Note: Unified orchestration is a development choice and developers can also choose to work with fragmented orchestration and yet build a continuous DAG with inside→out and outside→in triggers.

Developers can decide what resources go into the workflows of the Data Product DAG. Every dynamic variable, resource or code, is a parameter input and, therefore, a dependency. The workflows and jobs are config-based and are dynamically managed in case of upstream changes.

For example, typically, if you have to run a spark job, you will write it in Java, Go, Python, etc. You will build, you'll create an image, and then you'll deploy it. Now, say, if you have to add one more transformation step, you'll go back, you'll write it again, you'll create the build again, and wait it out.

In a dynamically configured transformation, you can just define the configuration, which comes in the format of:

what are the input sources from where I have to read
what are the different transformation steps
and what is the output

That’s about it. Now every time you go and change these configurations, you need not re-deploy your image.

Interestingly, a data developer platform also allows developers to combine multiple workflows where each workflow has multiple jobs. This allows developers to build as complex a pipeline as they want, and with dynamic configuration management, isolation of workspaces and environments, and automated workflows and testing, they can keep the complexity out of managing the super-workflow.
‍

Out of box platform features of data developer platforms — Middle-layer capabilities to enable state-of-the-art builds quicker

‍

Final Note: Condensed Set of Capabilities

So at the end of the Develop Stage, what you want is that all these different things that went into creating the data product, the assigning of compute, assigning of creation of policies, creation of writing workflows, all these things should not be segmented, or be separately managed and triggered manually.

You want all of these elements to come together as a DAG where you can exactly define steps like connecting to source systems, writing input policies and quality scans, as many transformations as needed, and, again, policies and quality checks for every output port.

In a condensed form, these are the essential capabilities necessary to enable the data product develop stage:

IDE Plugins: Integrate leading IDEs with the data developer platform, allowing developers to code seamlessly within their preferred environments.
Dynamic Environment and Workspace Management: Develop isolated workspaces with configurable runtimes, ensuring developers can work with diverse technology stacks without interference. Manage these environments and workspaces dynamically through single specification files instead of distributing changes across dependencies.
A suite of SDKs and Dynamic Configuration Management: Craft SDKs and dynamic configuration tools to enhance agility and interoperability, empowering developers to extend data product capabilities.
Toolkit to Treat Data Assets as Software: Create a toolkit treating data assets as software components, enabling rigorous unit testing, validation, and simulation for reliable performance.
Testing on Simulations: Testing on data is expensive and often has a tendency to corrupt physical data. A data developer platform generates test environments for vetting the integrity of data product bundles with services such as mock data, RCA and debugging tools, and simulated forks for trials.

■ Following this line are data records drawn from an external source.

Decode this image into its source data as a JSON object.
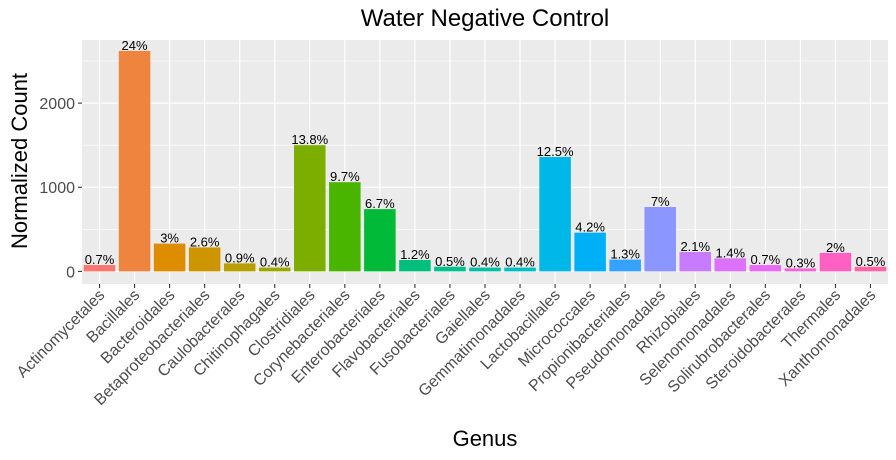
{
  "chart_data": {
    "type": "bar",
    "title": "Water Negative Control",
    "xlabel": "Genus",
    "ylabel": "Normalized Count",
    "ylim": [
      -150,
      2750
    ],
    "yticks": [
      0,
      1000,
      2000
    ],
    "grid": true,
    "legend": "none",
    "categories": [
      "Actinomycetales",
      "Bacillales",
      "Bacteroidales",
      "Betaproteobacteriales",
      "Caulobacterales",
      "Chitinophagales",
      "Clostridiales",
      "Corynebacteriales",
      "Enterobacteriales",
      "Flavobacteriales",
      "Fusobacteriales",
      "Gaiellales",
      "Gemmatimonadales",
      "Lactobacillales",
      "Micrococcales",
      "Propionibacteriales",
      "Pseudomonadales",
      "Rhizobiales",
      "Selenomonadales",
      "Solirubrobacterales",
      "Steroidobacterales",
      "Thermales",
      "Xanthomonadales"
    ],
    "values": [
      75,
      2620,
      330,
      285,
      95,
      45,
      1500,
      1060,
      740,
      135,
      55,
      45,
      45,
      1360,
      460,
      140,
      765,
      230,
      155,
      75,
      35,
      220,
      55
    ],
    "labels": [
      "0.7%",
      "24%",
      "3%",
      "2.6%",
      "0.9%",
      "0.4%",
      "13.8%",
      "9.7%",
      "6.7%",
      "1.2%",
      "0.5%",
      "0.4%",
      "0.4%",
      "12.5%",
      "4.2%",
      "1.3%",
      "7%",
      "2.1%",
      "1.4%",
      "0.7%",
      "0.3%",
      "2%",
      "0.5%"
    ],
    "colors": [
      "#F8766D",
      "#EF843F",
      "#DE8C00",
      "#CD9600",
      "#B79F00",
      "#9DA700",
      "#7CAE00",
      "#49B500",
      "#00BA38",
      "#00BF7D",
      "#00C08B",
      "#00BFA4",
      "#00BFC4",
      "#00B8E7",
      "#00B0F6",
      "#35A2FF",
      "#8C96FF",
      "#C77CFF",
      "#DC71FA",
      "#E76BF3",
      "#F264DB",
      "#FF61C3",
      "#FF67A4"
    ]
  }
}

All these interfaces and capabilities necessary for the Data Product Develop Stage are furnished by data platforms modeled after the Data Developer Platform Standard, alongside other interfaces for the other stages of Design, Deploy, and Iterate - all under one unified hood instead of a fragmented tooling experience.

While we continue navigating the data space and curate effective data as a product strategies, it becomes essential to focus on the discreet phases of the data lifecyle management to be able to derive the optimum outcome from your processes and the data itself.